= Laurie Frink =

American jazz musician (1951–2013)

Laurie Ann Frink (August 8, 1951, Pender, Nebraska – July 13, 2013, New York City) was an American jazz trumpeter who worked primarily in big band idioms.

Frink attended the University of Nebraska–Lincoln (1969-1972) and studied under Jimmy Maxwell (1972-1974). From 1978 to 1987 she played trumpet in the Mel Lewis Orchestra, and during the same period was a member of Gerry Mulligan's concert band. She worked with George Russell in 1980 and with the bands of Benny Goodman (1986) and Buck Clayton (1988). She began playing in Bob Mintzer's ensemble in 1984, playing with him until 1997. From 1992 until her death, she was a member of the Maria Schneider Orchestra. She also worked with John Hollenbeck, Darcy James Argue, and Ryan Truesdell.

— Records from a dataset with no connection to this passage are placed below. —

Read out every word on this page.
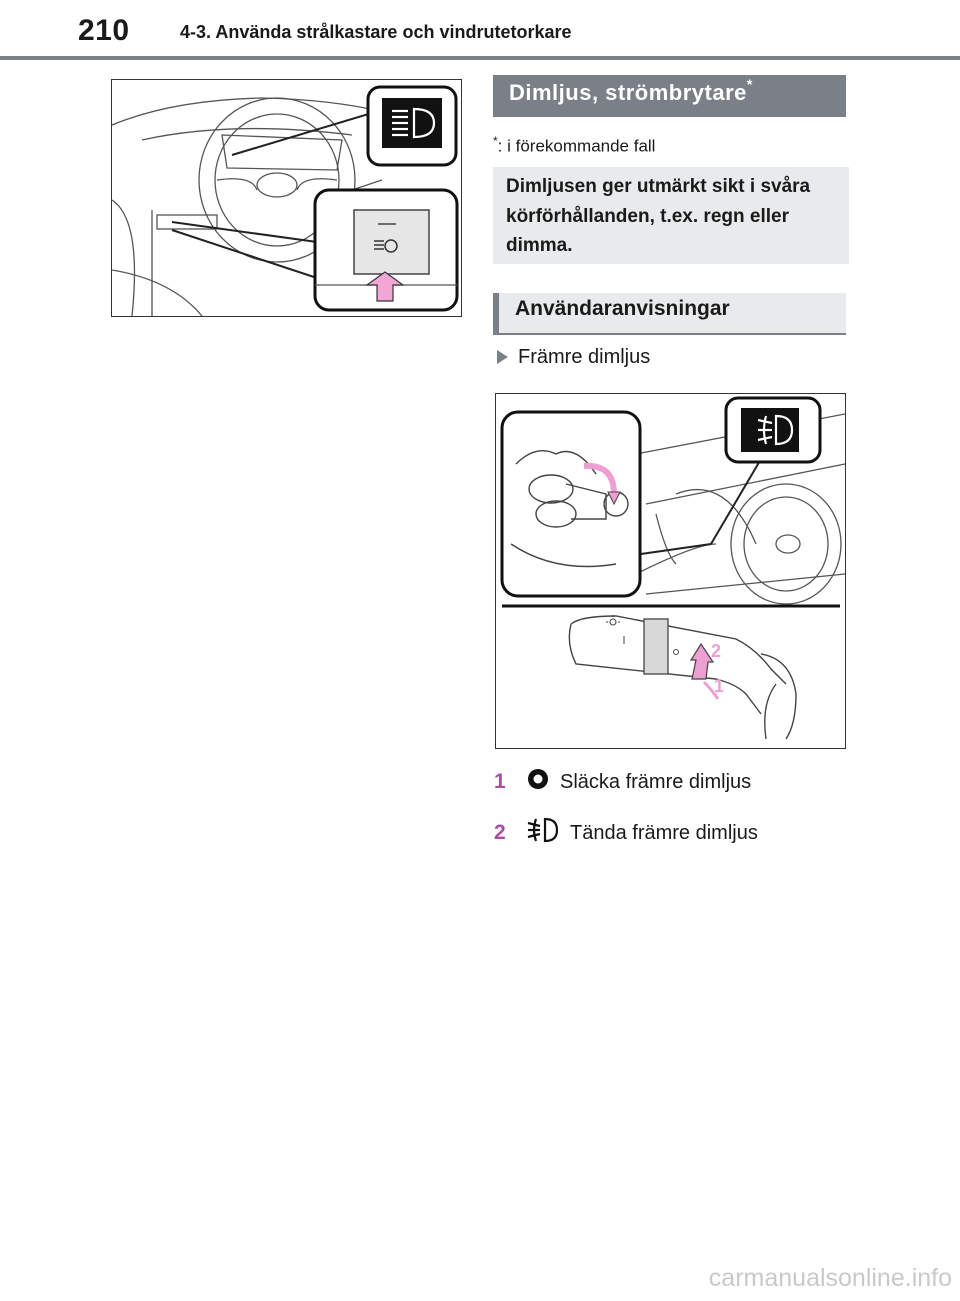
210	4-3. Använda strålkastare och vindrutetorkare
Dimljus, strömbrytare*
*: i förekommande fall
Dimljusen ger utmärkt sikt i svåra körförhållanden, t.ex. regn eller dimma.
Användaranvisningar
Främre dimljus
2
1
1	Släcka främre dimljus
2	Tända främre dimljus
carmanualsonline.info
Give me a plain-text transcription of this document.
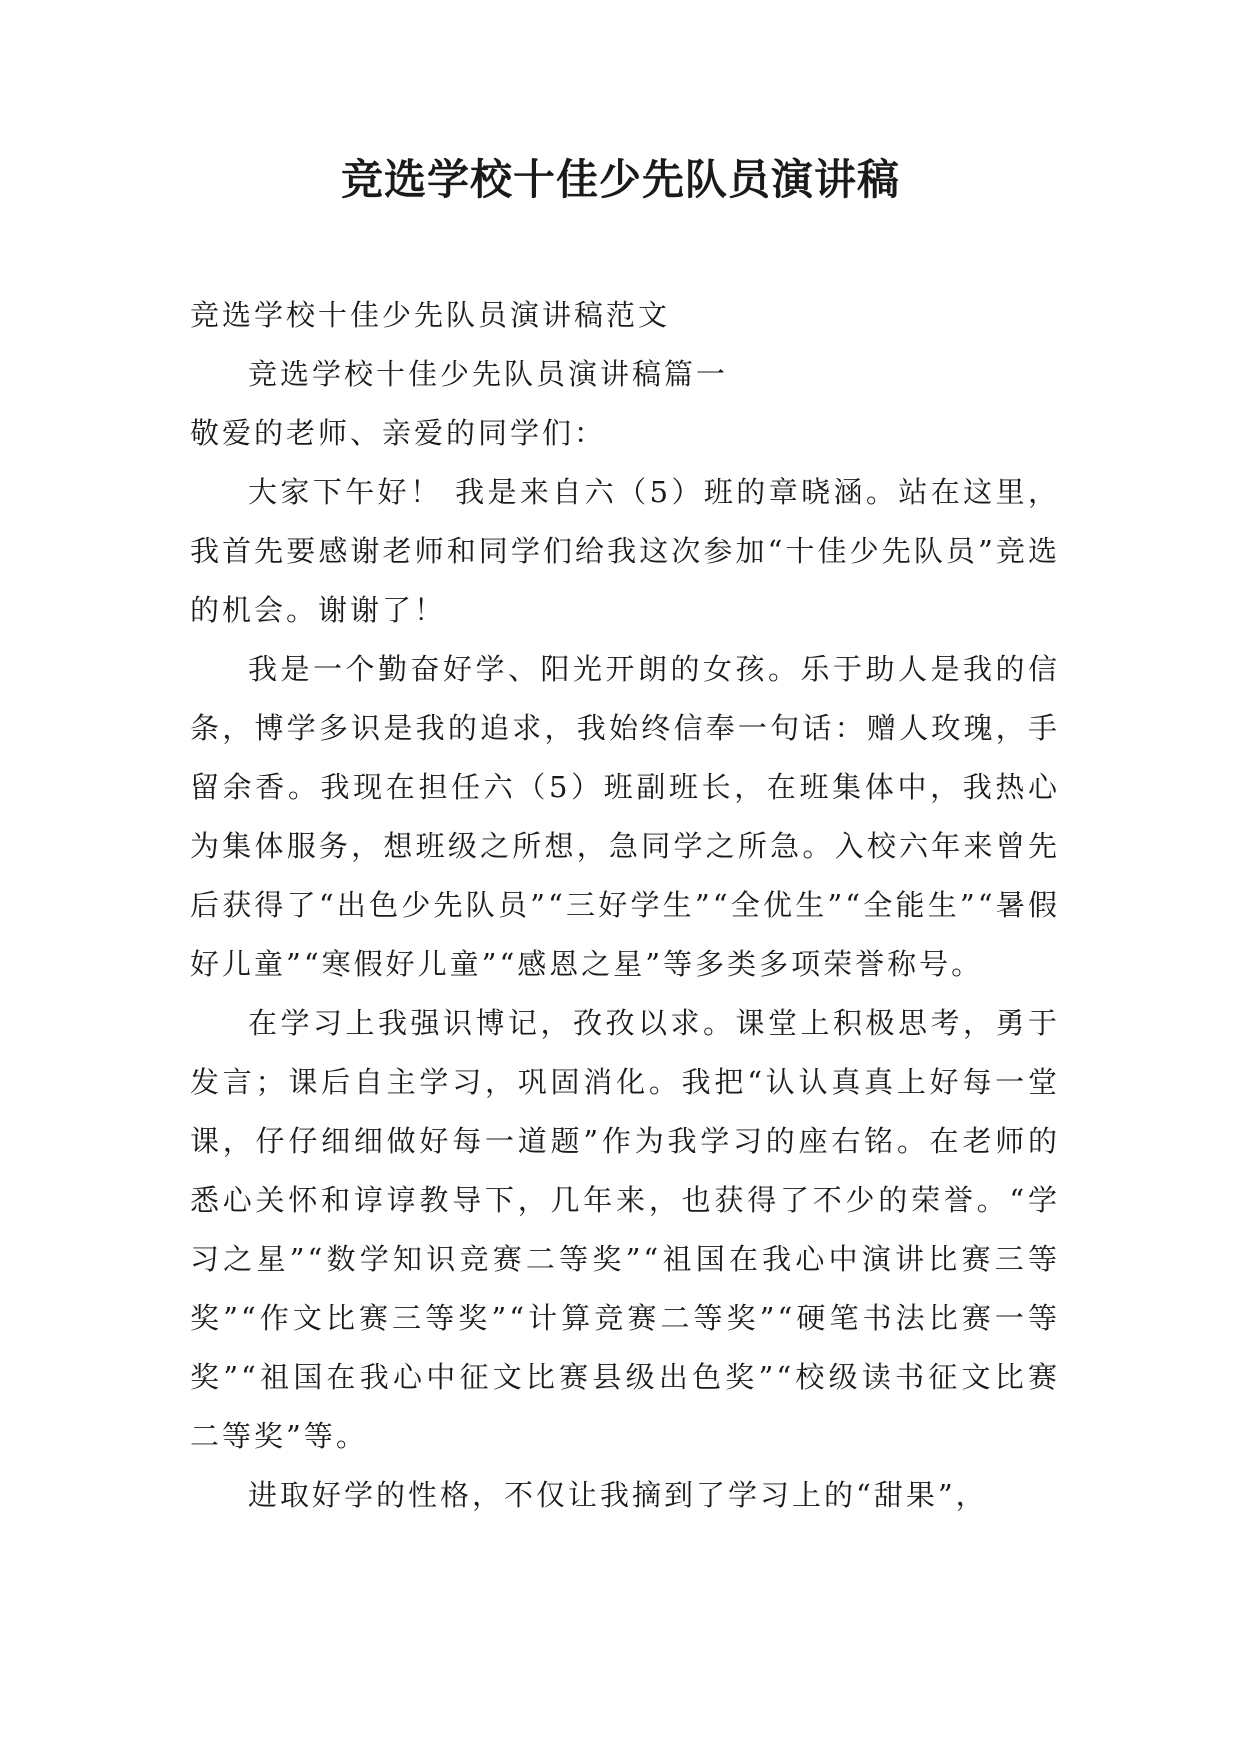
竞选学校十佳少先队员演讲稿

竞选学校十佳少先队员演讲稿范文

竞选学校十佳少先队员演讲稿篇一

敬爱的老师、亲爱的同学们：

大家下午好！ 我是来自六（5）班的章晓涵。站在这里，我首先要感谢老师和同学们给我这次参加“十佳少先队员”竞选的机会。谢谢了！

我是一个勤奋好学、阳光开朗的女孩。乐于助人是我的信条，博学多识是我的追求，我始终信奉一句话：赠人玫瑰，手留余香。我现在担任六（5）班副班长，在班集体中，我热心为集体服务，想班级之所想，急同学之所急。入校六年来曾先后获得了“出色少先队员”“三好学生”“全优生”“全能生”“暑假好儿童”“寒假好儿童”“感恩之星”等多类多项荣誉称号。

在学习上我强识博记，孜孜以求。课堂上积极思考，勇于发言；课后自主学习，巩固消化。我把“认认真真上好每一堂课，仔仔细细做好每一道题”作为我学习的座右铭。在老师的悉心关怀和谆谆教导下，几年来，也获得了不少的荣誉。“学习之星”“数学知识竞赛二等奖”“祖国在我心中演讲比赛三等奖”“作文比赛三等奖”“计算竞赛二等奖”“硬笔书法比赛一等奖”“祖国在我心中征文比赛县级出色奖”“校级读书征文比赛二等奖”等。

进取好学的性格，不仅让我摘到了学习上的“甜果”，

Frink was credited as a jazz educator and counselor. She taught extensively in New York, including at the Manhattan School of Music, the New School for Social Research, Westchester Conservatory, and SUNY-Purchase. With John McNeil, she published the trumpet instruction book Flexus: Trumpet Calisthenics for the Modern Improviser in 2003.

Frink died of cancer of the bile duct in 2013 at the age of 61. "A Potter's Song" on the Maria Schneider Orchestra's album The Thompson Fields was dedicated to her memory.